If the customer has a negative experience, how do you know? How do you reach them to turn it around? Even the best restaurants have customer complaints. Like profit margins, the customer experience is a fine line. But you need a delivery platform that allows you to speak directly to the customer in real-time. For the most part, online ordering systems don’t let this happen.

Creates A Reliance on the Middleman

When Johnny says, “Nobody puts Baby in the corner.” in the classic movie Dirty Dancing from the 1980s, he meant she doesn’t deserve to be silenced by anyone. And that’s what happens when restaurants rely on third-party delivery apps restaurant technology. 

It turns the food delivery app into the middleman, and any conversation between the restaurant and customer comes from them. The restaurant relies on the delivery driver employed by a third party to represent their brand and solve problems. Isn’t it time to say see ya later to the middleman and find your voice?

Say Hello to Native Delivery

Restaurant delivery hurts restaurants by demanding fixed costs that eat into profit margins. The delivery app controls menu management and diminishes brand loyalty. 

What if there’s a better business model that helps the restaurant keep more profits and provides the ability to solve problems while preserving brand loyalty?

It’s called native delivery. Native delivery takes back food delivery by moving it in-house through ShiftPixy. The delivery drivers are on-site workers trained in your brand and understand the differences between breadsticks and caesar salad. 

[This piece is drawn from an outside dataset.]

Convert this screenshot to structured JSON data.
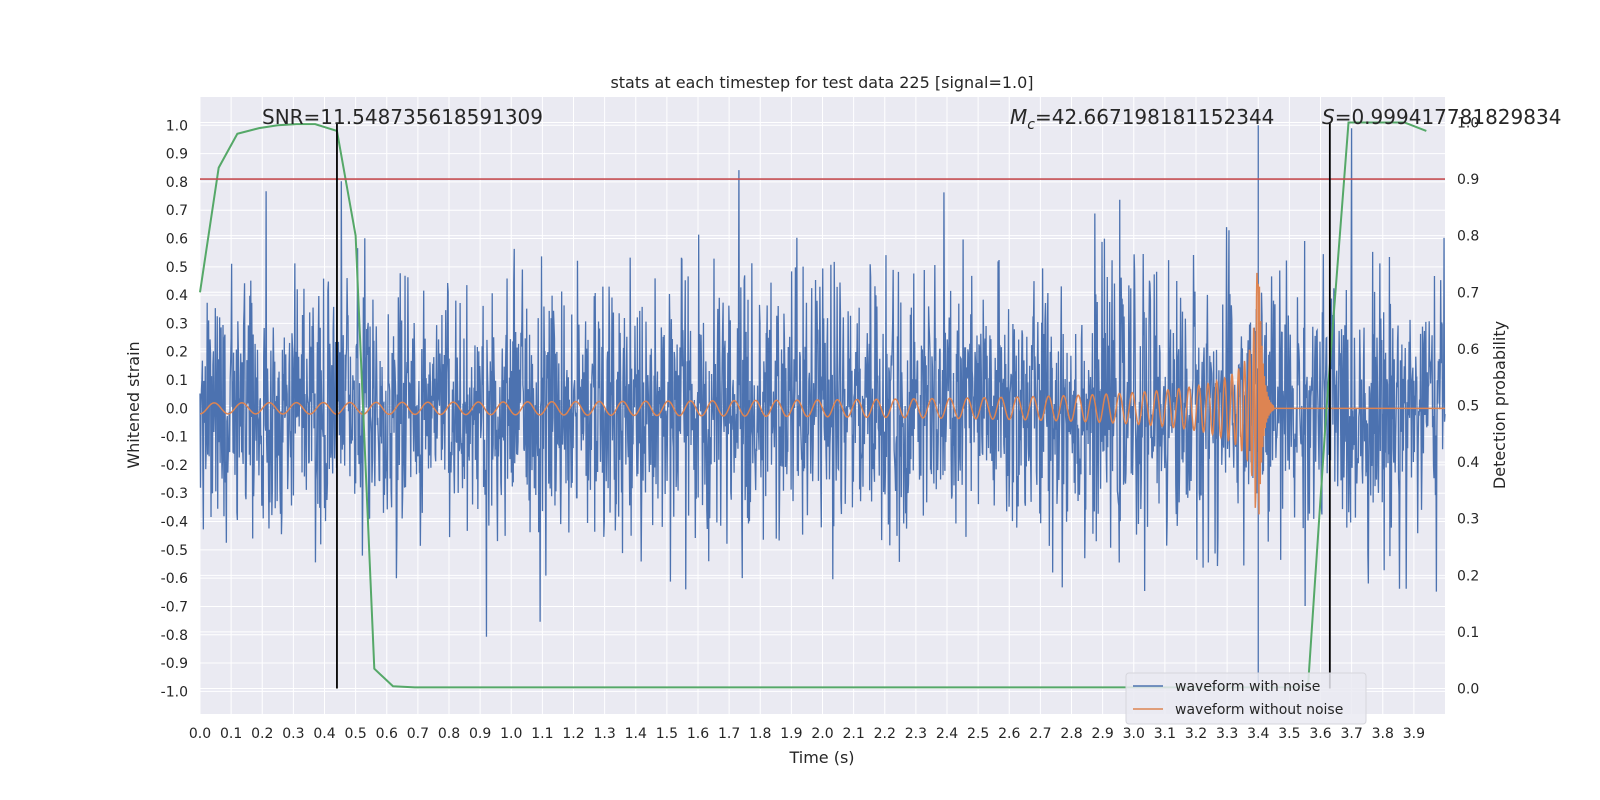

Native delivery gives restaurants the ability to keep their data and stop wasting money on an outside delivery app that only sees your restaurant as a blip on a screen. 

Native delivery means self-delivery with a twist when you partner with ShiftPixy. And the twist is that you’ve now turned the negative aspects of food delivery into ones so positive they’re hard to resist. The demand for food delivery is here to stay, and so is your restaurant with native delivery.